Ahora es su testigo que está dispuesto a declarar ante un juez, para demostrar
la farsa de sus testigos que declaran en nombre de la verdad, y la justicia —
entraron con el detective, agentes policiales y tres fiscales de la capital, para
hacer la detención del que fuera, hasta ese momento el comisionado, Luciano
Negrero.
—No puede ser —le respondí al impostor, sintiendo de súbito que mi alma
se me estaba cayendo al piso y que un denso remolino de sombras, estaba
girando en mi contra.
—El homicidio de Silvano Vasconcelos, fue llevado a cabo por órdenes del
dueño del laboratorio Ferriquim, el ingeniero Elio Barrientos que traigo
conmigo, ¡este tonto dio la orden de asesinar al profesor! Porque temía que
Natalia divulgara sobre producciones y demás modificaciones de la estructura
molecular de las drogas, en especial la Alfa PVP, advertencia que ya le había
hecho en su oportunidad, contaba con el audio claro de esas conversaciones, ¡y
porque pretendía quedarse con la mujer del educador! Interés que compartía
en común con la doctora Rosi Lugo, por mostrar sus conocidas inclinaciones a
la generación LGBTI —estalló una empoderada sorpresa. La imagen del
testigo, en la pantalla del monitor, fue apagada por el comisionado, dejando
entrever, cierto grado de arrogancia y satisfacción.

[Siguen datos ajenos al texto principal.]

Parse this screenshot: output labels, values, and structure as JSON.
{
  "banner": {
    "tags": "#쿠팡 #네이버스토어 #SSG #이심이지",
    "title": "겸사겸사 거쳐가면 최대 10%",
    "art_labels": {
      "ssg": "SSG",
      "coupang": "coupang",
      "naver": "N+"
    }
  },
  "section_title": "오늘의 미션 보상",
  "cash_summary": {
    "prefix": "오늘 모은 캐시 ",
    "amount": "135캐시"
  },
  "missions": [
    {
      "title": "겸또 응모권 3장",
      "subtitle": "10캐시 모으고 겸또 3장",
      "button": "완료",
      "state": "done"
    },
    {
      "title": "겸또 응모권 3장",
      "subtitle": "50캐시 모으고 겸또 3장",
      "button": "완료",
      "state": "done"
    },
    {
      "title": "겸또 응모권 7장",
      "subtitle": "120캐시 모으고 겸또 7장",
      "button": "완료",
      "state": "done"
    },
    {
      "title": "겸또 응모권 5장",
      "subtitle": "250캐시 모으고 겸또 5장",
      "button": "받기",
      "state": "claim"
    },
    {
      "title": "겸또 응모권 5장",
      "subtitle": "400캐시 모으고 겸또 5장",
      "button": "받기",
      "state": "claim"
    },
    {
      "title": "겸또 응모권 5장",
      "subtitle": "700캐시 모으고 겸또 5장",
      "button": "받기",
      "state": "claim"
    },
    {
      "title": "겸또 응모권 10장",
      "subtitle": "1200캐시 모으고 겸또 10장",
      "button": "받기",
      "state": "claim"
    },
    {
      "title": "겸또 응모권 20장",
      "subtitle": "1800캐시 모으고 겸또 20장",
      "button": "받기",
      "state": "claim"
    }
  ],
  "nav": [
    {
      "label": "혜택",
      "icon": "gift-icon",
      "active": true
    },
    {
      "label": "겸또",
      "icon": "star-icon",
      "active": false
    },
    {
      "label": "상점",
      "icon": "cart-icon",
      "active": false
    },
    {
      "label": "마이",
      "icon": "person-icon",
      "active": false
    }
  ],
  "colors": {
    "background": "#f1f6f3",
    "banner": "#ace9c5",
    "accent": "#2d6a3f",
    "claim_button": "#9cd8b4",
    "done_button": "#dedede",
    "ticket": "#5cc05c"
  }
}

—Pero yo cuento con mi testigo que sabe la verdad, demostraré lo
contrario de su investigación detective —refunfuñé, mientras fui atacado por
una alergia nerviosa, estaba metido en el azaroso mundo de las dificultades.
De momento y para sorpresa de todos, mientras el enojo ardía en todo mi ser,
fueron saliendo de los costados, apilados enjambres de mariposas negras
revoloteaban buscando la salida de aquella inusitada reunión.
—Es testigo con una versión inventada, elaborada por su persona con tal
de apartar de su lado a la viuda Vasconcelos, porque usted ha tenido interés,
también en la mujer del profesor, tengo información que Pio estaba de turno
en San Cristóbal, cuando sucedió el percance de su hermano, ¿conoce esta
prenda? —mostrando una prenda, propia del Medio Oriente.
—Quien no sabe…, la usan los musulmanes, ¿o no? —debí ser demasiado
ignorante, para no saber de qué se trataba lo del trapo.
—¡Te di de comer por años, el Palestino atacó tu carro, él quería matarte,
pero yo se lo impedí, ¡y mira como me has tratado! ¡Me las pagarás, lo juro!
—me dijo el comisionado, mirando severamente a todos, y con ansias negras,
en especial sobre mí.
—Recordará que dos ocasiones le solicité me entregara las órdenes de
allanamiento de la Bravata de Cornelia, pero siempre estuvo de su parte la
excusa —expuse.
—Y quería que yo se las firmara, ¿no es así? —dije, sin ocultar toda ironía.
—Debió conseguir del juez la autorización para el registro del sitio, pero
no agotó los medios —continué mi exposición de resultados.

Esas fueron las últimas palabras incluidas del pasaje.